Logging System User Guide

This guide explains how to use the nirs4all logging system for structured, configurable output.

Overview

The nirs4all logging system provides:

Human-readable console output optimized for researchers
Machine-parseable file logging for automation and analysis
Progress bars with TTY-aware display
Context tracking for runs, branches, and sources
ASCII-safe output for HPC/cluster environments

Quick Start

from nirs4all.pipeline import PipelineRunner

# Basic usage - logging is configured automatically
runner = PipelineRunner(verbose=1)
predictions, _ = runner.run(pipeline, dataset)

# With logging options
runner = PipelineRunner(
    verbose=2,              # Detailed output
    log_file=True,          # Write to workspace/logs/
    log_format="pretty",    # Human-readable format
    use_unicode=True,       # Use Unicode symbols
    use_colors=True,        # ANSI colors
)

Verbosity Levels

Level	Name	Use Case
0	Quiet	Silent operation, errors only. Best for production/notebooks
1	Standard	Key milestones and results.
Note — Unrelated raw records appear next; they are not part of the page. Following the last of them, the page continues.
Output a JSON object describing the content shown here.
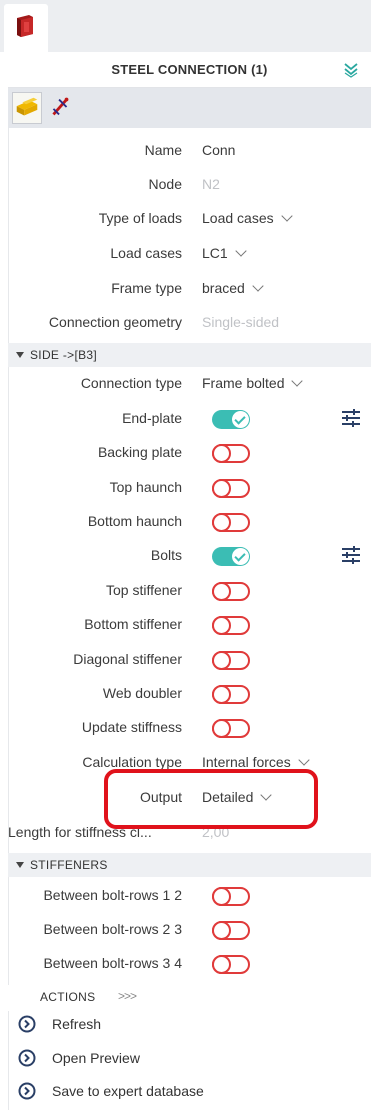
{
  "panel": {
    "title": "STEEL CONNECTION (1)"
  },
  "properties": {
    "name": {
      "label": "Name",
      "value": "Conn"
    },
    "node": {
      "label": "Node",
      "value": "N2"
    },
    "type_of_loads": {
      "label": "Type of loads",
      "value": "Load cases"
    },
    "load_cases": {
      "label": "Load cases",
      "value": "LC1"
    },
    "frame_type": {
      "label": "Frame type",
      "value": "braced"
    },
    "connection_geometry": {
      "label": "Connection geometry",
      "value": "Single-sided"
    }
  },
  "side_section": {
    "title": "SIDE ->[B3]",
    "connection_type": {
      "label": "Connection type",
      "value": "Frame bolted"
    },
    "toggles": [
      {
        "label": "End-plate",
        "on": true,
        "has_settings": true
      },
      {
        "label": "Backing plate",
        "on": false
      },
      {
        "label": "Top haunch",
        "on": false
      },
      {
        "label": "Bottom haunch",
        "on": false
      },
      {
        "label": "Bolts",
        "on": true,
        "has_settings": true
      },
      {
        "label": "Top stiffener",
        "on": false
      },
      {
        "label": "Bottom stiffener",
        "on": false
      },
      {
        "label": "Diagonal stiffener",
        "on": false
      },
      {
        "label": "Web doubler",
        "on": false
      },
      {
        "label": "Update stiffness",
        "on": false
      }
    ],
    "calculation_type": {
      "label": "Calculation type",
      "value": "Internal forces"
    },
    "output": {
      "label": "Output",
      "value": "Detailed"
    },
    "length_for_stiffness": {
      "label": "Length for stiffness cl...",
      "value": "2,00"
    }
  },
  "stiffeners_section": {
    "title": "STIFFENERS",
    "toggles": [
      {
        "label": "Between bolt-rows 1 2",
        "on": false
      },
      {
        "label": "Between bolt-rows 2 3",
        "on": false
      },
      {
        "label": "Between bolt-rows 3 4",
        "on": false
      }
    ]
  },
  "actions": {
    "title": "ACTIONS",
    "more": ">>>",
    "items": [
      {
        "label": "Refresh"
      },
      {
        "label": "Open Preview"
      },
      {
        "label": "Save to expert database"
      }
    ]
  },
  "colors": {
    "accent": "#3bbdb4",
    "toggle_off": "#e03a3a",
    "highlight": "#e0121b"
  },
  "icons": [
    "app-connection-icon",
    "collapse-icon",
    "steel-connection-tool-icon",
    "pin-tool-icon",
    "settings-sliders-icon",
    "action-arrow-icon"
  ]
}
Recommended for research
2	Debug	Detailed operation, troubleshooting
3	Trace	Full trace with per-fold/per-step details

What you see at each level

verbose=0 (Quiet)

Only warnings and errors - no progress information.

verbose=1 (Standard)

> Loading data...
  [OK] Loaded dataset: 3,482 samples x 2,150 features

> Evaluating pipelines...
  * Progress: 21/42 (50%) -- best RMSE: 0.389
  [OK] Evaluation complete

> Training best model...
  [OK] Model trained: CV_RMSE=0.381

verbose=2 (Debug)

Everything from verbose=1, plus:
- Configuration details (seeds, versions)
- Pipeline generation/pruning statistics
- Cache hits/misses
- Per-pipeline evaluation summaries
- Memory/GPU usage warnings

Configuration Options

PipelineRunner Parameters

runner = PipelineRunner(
    # Verbosity
    verbose=1,              # 0-3, controls log level

    # File logging
    log_file=True,          # Write logs to files
    log_format="pretty",    # "pretty", "minimal", or "json"
    json_output=False,      # Also write JSON Lines file

    # Display settings
    use_unicode=True,       # Unicode symbols (False for ASCII)
    use_colors=True,        # ANSI colors (auto-detect TTY)
    show_progress_bar=True, # Show progress bars
)

Environment Variables

Override settings via environment variables:

# Override log level
export NIRS4ALL_LOG_LEVEL=DEBUG

# Force ASCII-only output (for clusters)
export NIRS4ALL_ASCII_ONLY=1

# Disable colors
export NIRS4ALL_NO_COLOR=1

Progress Bars

The logging system includes TTY-aware progress bars that automatically adapt to terminal capabilities.

Basic Usage

from nirs4all.core.logging import ProgressBar, EvaluationProgress

# Simple progress bar
with ProgressBar(total=100, description="Processing") as pbar:
    for i in range(100):
        # do work
        pbar.update(1)

# With iterator
for item in ProgressBar.wrap(items, description="Processing"):
    process(item)

ML-Specific Evaluation Progress

from nirs4all.core.logging import EvaluationProgress

# Track pipeline evaluation with best score
with EvaluationProgress(
    total_pipelines=42,
    metric_name="RMSE",
    higher_is_better=False
) as progress:
    for pipeline in pipelines:
        score = evaluate(pipeline)
        is_new_best = progress.update(score=score, pipeline_name=pipeline.name)
        if is_new_best:
            print(f"New best: {score}")

Multi-Level Progress

For nested operations (datasets → pipelines → folds):

from nirs4all.core.logging import MultiLevelProgress

progress = MultiLevelProgress(run_total=5, run_description="Datasets")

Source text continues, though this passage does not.